Comme l'ont noté de nombreux commentateurs, il est fort probable que ce « débat » ne soit pas exempt d’une manœuvre électorale visant à siphonner une fois encore des voix au Front national lors des élections régionales de mars 2010. Cependant, au-delà de cet objectif opportuniste, réel mais de court terme, les initiateurs de cet événement ont sans doute quelques préoccupations plus fondamentales.

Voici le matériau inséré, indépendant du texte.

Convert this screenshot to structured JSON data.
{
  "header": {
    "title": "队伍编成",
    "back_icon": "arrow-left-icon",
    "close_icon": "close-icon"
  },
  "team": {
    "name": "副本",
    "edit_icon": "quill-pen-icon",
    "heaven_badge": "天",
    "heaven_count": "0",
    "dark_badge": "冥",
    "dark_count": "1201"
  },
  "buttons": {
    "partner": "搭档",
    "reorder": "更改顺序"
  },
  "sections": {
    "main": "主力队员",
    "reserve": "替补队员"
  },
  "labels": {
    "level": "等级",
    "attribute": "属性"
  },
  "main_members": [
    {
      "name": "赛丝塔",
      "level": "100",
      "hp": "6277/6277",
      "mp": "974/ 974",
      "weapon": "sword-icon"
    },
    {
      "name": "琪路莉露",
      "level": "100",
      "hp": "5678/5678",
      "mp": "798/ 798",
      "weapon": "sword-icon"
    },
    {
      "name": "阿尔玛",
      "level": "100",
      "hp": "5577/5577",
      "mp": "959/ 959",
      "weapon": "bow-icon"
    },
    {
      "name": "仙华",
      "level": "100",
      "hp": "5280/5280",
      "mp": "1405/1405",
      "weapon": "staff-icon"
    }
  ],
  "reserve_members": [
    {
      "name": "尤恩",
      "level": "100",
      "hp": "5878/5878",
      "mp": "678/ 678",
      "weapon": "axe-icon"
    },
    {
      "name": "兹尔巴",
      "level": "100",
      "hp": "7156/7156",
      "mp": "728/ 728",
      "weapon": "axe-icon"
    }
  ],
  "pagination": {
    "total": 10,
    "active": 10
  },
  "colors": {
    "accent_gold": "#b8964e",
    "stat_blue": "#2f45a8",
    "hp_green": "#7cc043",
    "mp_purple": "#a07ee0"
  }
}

Bref retour en arrière : le 4 février 2008, une très large majorité de parlementaires ratifie le dit traité de Lisbonne. Ce faisant, ils annulent le verdict des citoyens exprimé lors du référendum de mai 2005, piétinant de fait la souveraineté du peuple qui figure pourtant en tête du bloc constitutionnel national. Dans le même temps, ils préparent la voie à la mise en œuvre d’un texte qui, notamment, étend considérablement les domaines dans lesquels les décisions européennes sont censées s’imposer, fût-ce contre la volonté nationale.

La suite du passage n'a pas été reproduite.